Claude Régy, 86 anos, não vinha a Avignon há 30. E não sendo aquele que veio, foi aquele que chegou, diz-nos parafraseando Fernando Pessoa. Espectáculo-choque desta edição, impressionou os mais cépticos com uma leitura onde o longo poema, assinado pelo heterónimo Álvaro de Campos em 1944, nos é dado como se tivesse sido escrito ontem. Para quem souber os primeiros versos, o choque vem da sonoridade que Régy coloca em primeiro plano. Não existem outras palavras como não parece existir outra encenação possível. "Sozinho, no cais deserto, a esta manhã de verão, olho pró lado da barra, olho pró Indefinido, olho e contento-me ver, pequeno, negro e claro, um paquete entrando"."Ode Marítima" é um dos poucos poemas publicados em vida de Pessoa e um dos raros em que se sabe que a versão existente era a defendida pelo autor. Não tendo uma narrativa desenvolve-se em crescendo, acumulando imagens de Lisboa, de um território metafórico, onde os corpos dos marinheiros, das prostitutas, do próprio Pessoa, dos habitantes de uma cidade que parece Lisboa mas é mais imaginada do que isso, convocando outras memórias e explorando sons e relações que vão para lá da composição métrica e poética. Texto também sobre a infância e a impossibilidade de viver a vida adulta, porque impedida pela ambição - Régy cita Marguerite Duras para explicar Pessoa: "A alegria é o luto da esperança" -, marcou uma corrente futurista, onde a força impressiva das imagens criadas pelas palavras se deixa contaminar por uma força contra-corrente que a esmaga e a desilude.
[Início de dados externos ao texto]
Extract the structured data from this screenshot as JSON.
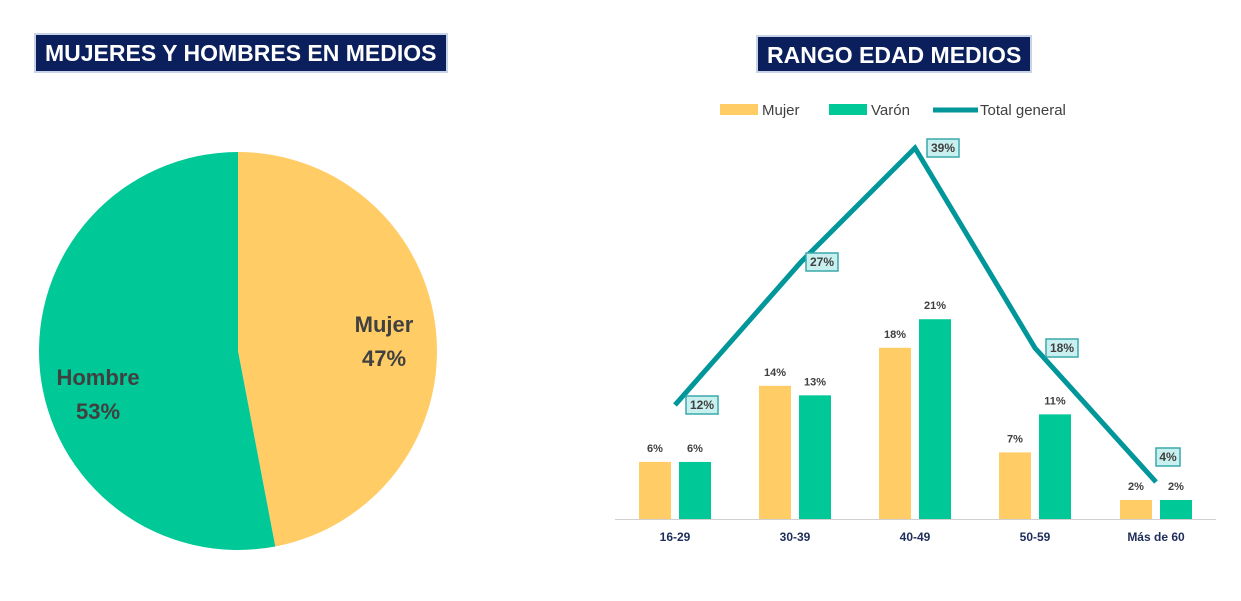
{
  "colors": {
    "mujer": "#ffcc66",
    "hombre": "#00c896",
    "total_line": "#00969a",
    "label_box_fill": "#c8f0ee",
    "label_box_stroke": "#3aa8ab",
    "title_bg": "#0b1f5c"
  },
  "chart_data": [
    {
      "type": "pie",
      "title": "MUJERES Y HOMBRES EN MEDIOS",
      "slices": [
        {
          "name": "Mujer",
          "value": 47,
          "label": "47%",
          "color": "#ffcc66"
        },
        {
          "name": "Hombre",
          "value": 53,
          "label": "53%",
          "color": "#00c896"
        }
      ]
    },
    {
      "type": "bar",
      "title": "RANGO EDAD MEDIOS",
      "categories": [
        "16-29",
        "30-39",
        "40-49",
        "50-59",
        "Más de 60"
      ],
      "series": [
        {
          "name": "Mujer",
          "type": "bar",
          "color": "#ffcc66",
          "values": [
            6,
            14,
            18,
            7,
            2
          ],
          "labels": [
            "6%",
            "14%",
            "18%",
            "7%",
            "2%"
          ]
        },
        {
          "name": "Varón",
          "type": "bar",
          "color": "#00c896",
          "values": [
            6,
            13,
            21,
            11,
            2
          ],
          "labels": [
            "6%",
            "13%",
            "21%",
            "11%",
            "2%"
          ]
        },
        {
          "name": "Total general",
          "type": "line",
          "color": "#00969a",
          "values": [
            12,
            27,
            39,
            18,
            4
          ],
          "labels": [
            "12%",
            "27%",
            "39%",
            "18%",
            "4%"
          ]
        }
      ],
      "legend_position": "top",
      "grid": false
    }
  ]
}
Assinada por Álvaro de Campos, o "poeta do quotidiano metafísico" (para usar a expressão de José Gil), vive desse contraste, onde o simbólico se sobrepõe ao concreto e onde o imaginário existe não como alternativa mas como uma realidade possível para a sobrevivência. Jean-Quentin Châtelain, o actor que nos convida a atravessar o nevoeiro matinal que cobre o Tejo, é o corpo de um texto complexo, "onde o trabalho de imaginação é superior ao que consideramos como real e que, sem dúvida, não existe". "Trabalhamos sobre a teatralidade e devemos ter cuidado com a linguagem. Devemos mesmo", sublinha o encenador, "recusar todas as outras teatralidades. Impor distracções impossibilita que o texto crie imagens e transmita sensações".
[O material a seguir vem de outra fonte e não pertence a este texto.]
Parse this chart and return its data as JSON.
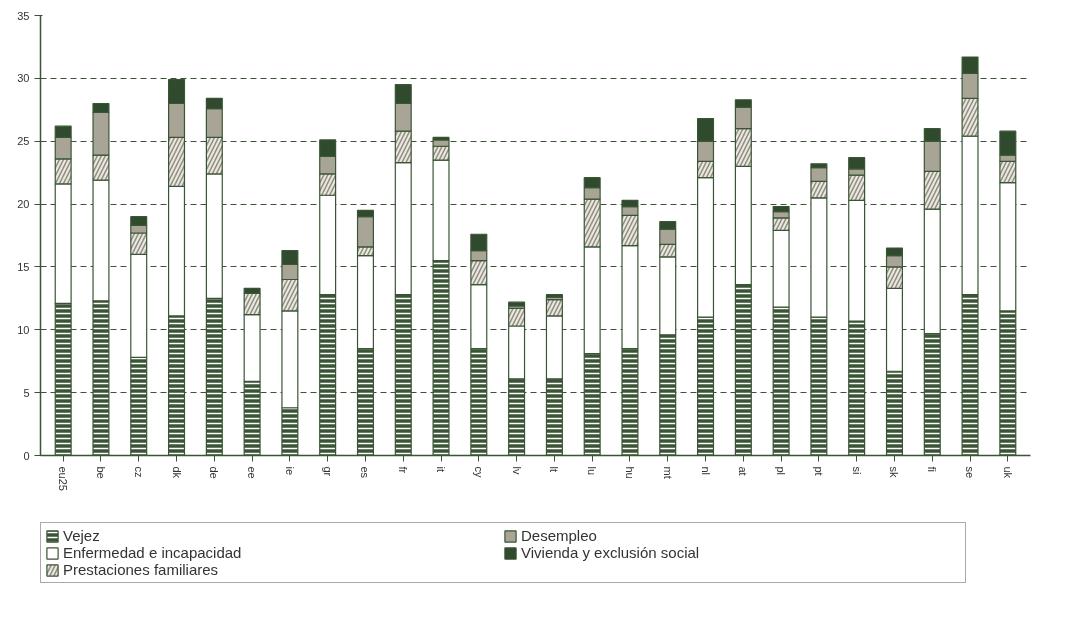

A surpresa, o choque e a revelação de um texto novo começa, então, na ambiguidade do cenário. Régy colocou Châtelain no centro do palco, no cimo de uma plataforma que fez os espectadores especular sobre o seu significado. Pontão, cais, vaga ou barco são hipóteses que o encenador não rejeita mas que dizem pouco (ou tudo) sobre o que realmente é. "Todas as imagens são válidas e possíveis de existir. Não há interditos", diz Régy para quem "o cenário não representa nada". E, no entanto, parece ser deste dispositivo cénico, assinado por Sallahdyn Derrey, que tudo surge - o corpo imóvel, a luz hipnótica, a reverberação que contagia. Régy quer evitar as definições porque "a definição mata as coisas". "O cenário deve ajudar o espectador a preencher as referências que o texto propõe, mas deve também ajudá-lo a concentrar-se no texto". O que existe, existe porque "o que nos é dito é a nossa própria viagem interior". "Não é a viagem proporcionada exclusivamente pelo espectáculo que nos faz viajar e conhecer geografias distantes, mas é a viagem interior, feita a partir do que queremos ver, que nos faz descobrir geografias também interiores. Tudo o que atravessamos é a escrita nos proporciona e faz viver ao invés de nos dizer como fazer". O longínquo, como disse Pessoa, "está onde o longínquo sempre esteve. Em lado nenhum". É para lá que Claude Régy se dirige. É lá que encontramos e ouvimos esta "Ode Marítima".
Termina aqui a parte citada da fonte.